In the centuries after “The Tempest”, island literature came to be dominated by a curiously loveless model: Daniel Defoe’s “Robinson Crusoe”. Published in 1719, “Crusoe”, more than any book before or since, helped cement the island as a special focus for the human imagination, but it did so entirely without romance. Central to Robinson’s story was not love, but the quest to recreate society for himself from the wreckage of his ship. Crusoe succeeds, and even finds companionship in the form of “Friday”, a prisoner rescued from cannibals and named after the day of his salvation.

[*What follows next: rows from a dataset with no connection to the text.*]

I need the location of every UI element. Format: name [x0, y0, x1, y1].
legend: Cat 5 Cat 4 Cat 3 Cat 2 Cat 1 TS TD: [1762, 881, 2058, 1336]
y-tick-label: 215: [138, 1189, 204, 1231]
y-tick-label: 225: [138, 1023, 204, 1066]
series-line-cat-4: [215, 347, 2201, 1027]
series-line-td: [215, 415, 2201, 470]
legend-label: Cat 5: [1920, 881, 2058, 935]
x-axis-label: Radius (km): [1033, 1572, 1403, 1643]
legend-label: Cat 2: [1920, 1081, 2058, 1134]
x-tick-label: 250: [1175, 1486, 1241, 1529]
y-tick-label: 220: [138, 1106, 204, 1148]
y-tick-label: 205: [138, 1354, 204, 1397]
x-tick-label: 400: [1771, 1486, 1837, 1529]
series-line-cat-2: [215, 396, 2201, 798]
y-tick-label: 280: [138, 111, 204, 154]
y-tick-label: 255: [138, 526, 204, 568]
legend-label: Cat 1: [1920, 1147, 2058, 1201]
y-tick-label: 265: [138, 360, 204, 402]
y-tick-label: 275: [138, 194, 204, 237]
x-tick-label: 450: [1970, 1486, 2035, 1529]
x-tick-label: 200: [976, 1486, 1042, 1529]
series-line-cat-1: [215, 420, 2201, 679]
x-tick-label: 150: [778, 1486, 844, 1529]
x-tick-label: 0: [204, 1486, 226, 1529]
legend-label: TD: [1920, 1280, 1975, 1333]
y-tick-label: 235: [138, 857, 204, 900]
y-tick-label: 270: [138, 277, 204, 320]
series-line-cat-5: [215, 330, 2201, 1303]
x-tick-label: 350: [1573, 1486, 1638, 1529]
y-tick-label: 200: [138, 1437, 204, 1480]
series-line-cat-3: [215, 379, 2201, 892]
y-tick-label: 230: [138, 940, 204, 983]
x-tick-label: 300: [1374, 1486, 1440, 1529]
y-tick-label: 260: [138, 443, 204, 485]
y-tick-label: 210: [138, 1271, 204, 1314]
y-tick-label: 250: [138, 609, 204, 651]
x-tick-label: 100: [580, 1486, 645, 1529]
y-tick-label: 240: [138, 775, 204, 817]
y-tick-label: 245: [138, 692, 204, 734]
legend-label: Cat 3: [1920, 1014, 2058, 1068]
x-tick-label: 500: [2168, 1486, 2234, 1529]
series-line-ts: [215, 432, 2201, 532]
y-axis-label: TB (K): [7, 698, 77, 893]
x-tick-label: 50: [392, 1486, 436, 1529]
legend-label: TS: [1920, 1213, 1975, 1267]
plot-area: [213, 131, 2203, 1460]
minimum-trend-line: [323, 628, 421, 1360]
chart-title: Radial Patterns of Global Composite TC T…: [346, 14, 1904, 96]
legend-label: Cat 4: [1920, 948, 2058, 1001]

But where do you go from there? Though Robinson swiftly acquired mythic status, his island was never a love island – at least not until other writers came along to recast it. Crusoe’s island crops up again and again in books and TV, from “Swiss Family Robinson” by Johan Wyss (1812) through to “Gilligan’s Island” and, of course, “Lost”. My personal favourite is Kurt Vonnegut’s “Galapagos”, published in 1985. In the wake of a global financial crisis and a virus that has led to widespread sterilisation, Vonnegut’s castaways, marooned on the Galapagos islands, become the only human beings left anywhere on Earth. It takes them a million years of breeding, but at the end of it they have made what seems to a pretty good world. Evolved for marine life, they have become furry, streamlined and tranquilly brainless, content to sun themselves on the beach and catch fish. Without war, poverty and all the social vices that go with them, it is certainly one vision of utopia.

I will leave it to you to imagine which version of the island myth the current “Love Island” contestants would live out if they really were marooned on an island. As for a million years of evolution, who knows where the current crop of tip-top physical specimens could take us. With scientist Yewande in the mix (series five’s answer to Dr Alex), it would be unfair to call the contestants brainless, but after the revelation that Anton’s mum shaves his bum for him, it seems they’re already furrier than you might think.